LEWISTON, Maine — Calling it “a travesty on the taxpayers,” U.S. Sen. Angus King is pressing to secure congressional approval to let Medicare negotiate lower prescription drug prices.
The proposal would allow the government health care program for seniors to seek volume discounts from pharmaceutical companies that provide drugs for Medicare Part D’s 41 million participants.
Since the passage of prescription drug coverage for seniors during former President George W. Bush’s first term, Congress has barred Medicare from trying to haggle for lower prices, a provision that Republicans insisted on from the start after pharmaceutical companies argued that without it they might have a hard time coming up with the profits necessary to invest in new research.
King said, though, it is “beyond common sense” to let Medicare try to lower the prices of drugs that seniors need.
Based on the negotiated prices secured for Medicaid and the U.S. Veterans Administration, King said that allowing Medicare to follow suit could save $24 billion per year.
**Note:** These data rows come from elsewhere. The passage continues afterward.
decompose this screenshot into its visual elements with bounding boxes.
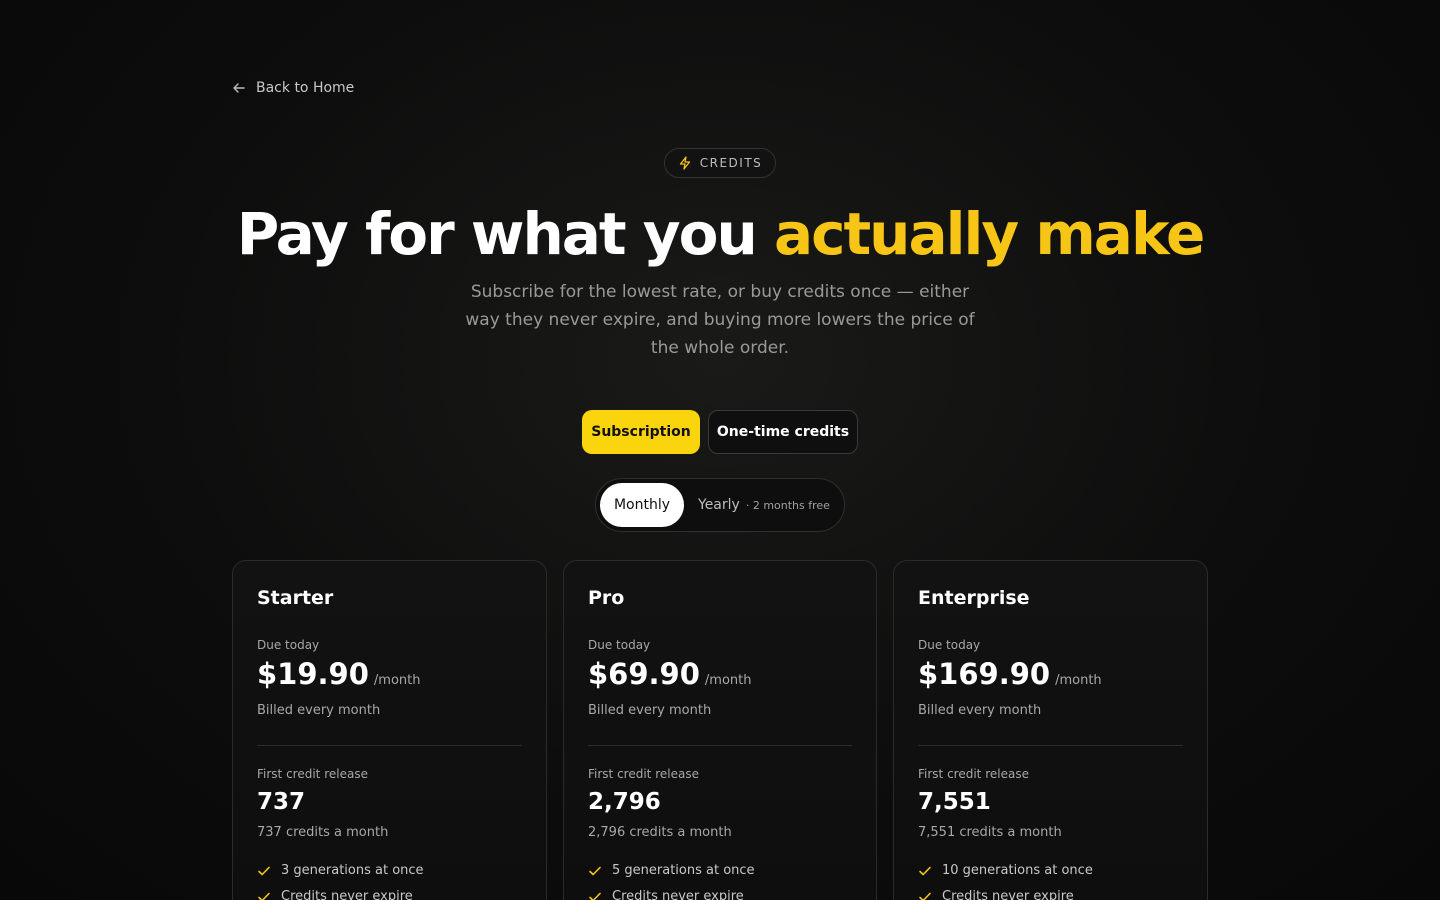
plan-name: Enterprise [918, 587, 1030, 609]
feature-item: 3 generations at once [257, 863, 424, 878]
plan-price: $69.90 /month [588, 657, 752, 691]
feature-label: Credits never expire [612, 889, 744, 900]
feature-label: Credits never expire [942, 889, 1074, 900]
title-accent: actually make [773, 200, 1205, 268]
monthly-option[interactable]: Monthly [600, 483, 684, 527]
price-amount: $19.90 [257, 657, 369, 691]
feature-label: 5 generations at once [612, 863, 755, 878]
card-divider [918, 745, 1183, 746]
check-icon [919, 866, 931, 875]
plan-price: $169.90 /month [918, 657, 1102, 691]
credits-badge-label: CREDITS [699, 156, 763, 170]
plan-price: $19.90 /month [257, 657, 421, 691]
card-divider [257, 745, 522, 746]
billing-period-toggle: Monthly Yearly · 2 months free [595, 478, 845, 532]
price-period: /month [1055, 673, 1102, 688]
due-label: Due today [918, 638, 981, 652]
page-subtitle: Subscribe for the lowest rate, or buy cr… [465, 282, 975, 358]
back-to-home-label: Back to Home [256, 80, 355, 96]
release-subtext: 737 credits a month [257, 825, 389, 840]
billing-note: Billed every month [918, 703, 1042, 718]
feature-item: 5 generations at once [588, 863, 755, 878]
release-subtext: 2,796 credits a month [588, 825, 732, 840]
feature-label: 10 generations at once [942, 863, 1093, 878]
plan-name: Pro [588, 587, 625, 609]
release-credits: 737 [257, 789, 306, 815]
yearly-discount-note: · 2 months free [745, 498, 830, 512]
plan-card-enterprise: Enterprise Due today $169.90 /month Bill… [893, 560, 1208, 900]
feature-item: Credits never expire [257, 889, 413, 900]
price-amount: $69.90 [588, 657, 700, 691]
back-to-home-link[interactable]: Back to Home [232, 80, 354, 96]
check-icon [589, 866, 601, 875]
one-time-credits-tab[interactable]: One-time credits [708, 410, 858, 454]
plan-name: Starter [257, 587, 334, 609]
release-credits: 7,551 [918, 789, 991, 815]
release-subtext: 7,551 credits a month [918, 825, 1062, 840]
release-label: First credit release [588, 767, 699, 781]
card-divider [588, 745, 852, 746]
plan-card-pro: Pro Due today $69.90 /month Billed every… [563, 560, 877, 900]
release-label: First credit release [918, 767, 1029, 781]
feature-item: Credits never expire [918, 889, 1074, 900]
credits-badge: CREDITS [664, 148, 776, 178]
subscription-tab[interactable]: Subscription [582, 410, 700, 454]
feature-label: 3 generations at once [281, 863, 424, 878]
billing-note: Billed every month [588, 703, 712, 718]
price-period: /month [373, 673, 421, 688]
release-label: First credit release [257, 767, 368, 781]
due-label: Due today [588, 638, 651, 652]
plan-card-starter: Starter Due today $19.90 /month Billed e… [232, 560, 547, 900]
check-icon [589, 892, 601, 900]
price-amount: $169.90 [918, 657, 1051, 691]
check-icon [258, 892, 270, 900]
release-credits: 2,796 [588, 789, 661, 815]
title-main: Pay for what you [236, 200, 774, 268]
arrow-left-icon [233, 83, 245, 93]
feature-item: Credits never expire [588, 889, 744, 900]
feature-item: 10 generations at once [918, 863, 1093, 878]
check-icon [919, 892, 931, 900]
feature-label: Credits never expire [281, 889, 413, 900]
yearly-label: Yearly [698, 497, 740, 513]
check-icon [258, 866, 270, 875]
price-period: /month [704, 673, 752, 688]
due-label: Due today [257, 638, 320, 652]
lightning-icon [679, 156, 690, 170]
page-title: Pay for what you actually make [0, 196, 1440, 272]
yearly-option[interactable]: Yearly · 2 months free [698, 479, 830, 531]
billing-note: Billed every month [257, 703, 381, 718]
Medicare spends about $100 billion on prescription drugs each year.
President Donald Trump has indicated a number of times that he agrees. Just last week, his press secretary, Sean Spicer, said the president is still for it.
“His commitment is to make sure that he does what he can” about drug prices paid by the federal government, “and, I think rather successfully, use his skills as a businessman to drive them down,” Spicer said.
During the campaign, Trump once vowed that when “it comes time to negotiate the cost of drugs, we are going to negotiate like crazy.”
“Here’s a place I agree with Donald Trump,” said King, an independent who is Maine’s junior senator.
But, he cautioned, “I’m still waiting to see him put something on paper.”
Without a new law, the president can’t talk prices with the drug companies.
King has been trying for several years to secure a green light from Congress to allow Medicare to negotiate on drug prices, something only private plan sponsors can do now.
The Medicare Prescription Drug Price Negotiation Act, though, faces a tall hurdle that has blocked similar measures in the past: The pharmaceutical industry has been the largest lobbying group in Washington for at least the past two decades.
The bill currently has 12 senators who have signed on to it, all of them Democrats except King. Republicans hold a majority of the seats in both the House and the Senate.
But King and other backers hope that Trump’s support might give the measure a strong push.
King recalled that when prescription drug coverage for seniors was enacted more than a decade ago, he noticed that the program’s huge costs could be tamped down if the government could negotiate prices with drug-makers.
He said he thought from the start that the ban on negotiations was outrageous and should be removed.
The price of drugs purchased for Medicare patients is often negotiated now, just not by the government directly. Prescription drug plans that participate in the Part D program can negotiate prices directly with drug companies, and almost always do. That helps hold down costs.
The Congressional Budget Office said years ago, and has never changed its stance, that negotiations would have only “a negligible effect on federal spending” because the participating private plans already have the ability to haggle over drug costs.
Critics of drug-price negotiations by Medicare also point out that the government lacks much leverage to force down prices because it would have a hard time telling any manufacturer that it wouldn’t buy the drug at a higher price, something private insurers usually can threaten.
More than 80 percent of Americans back the idea of allowing Medicare to negotiate prices for prescription drugs, a 2015 Kaiser Family Foundation poll found.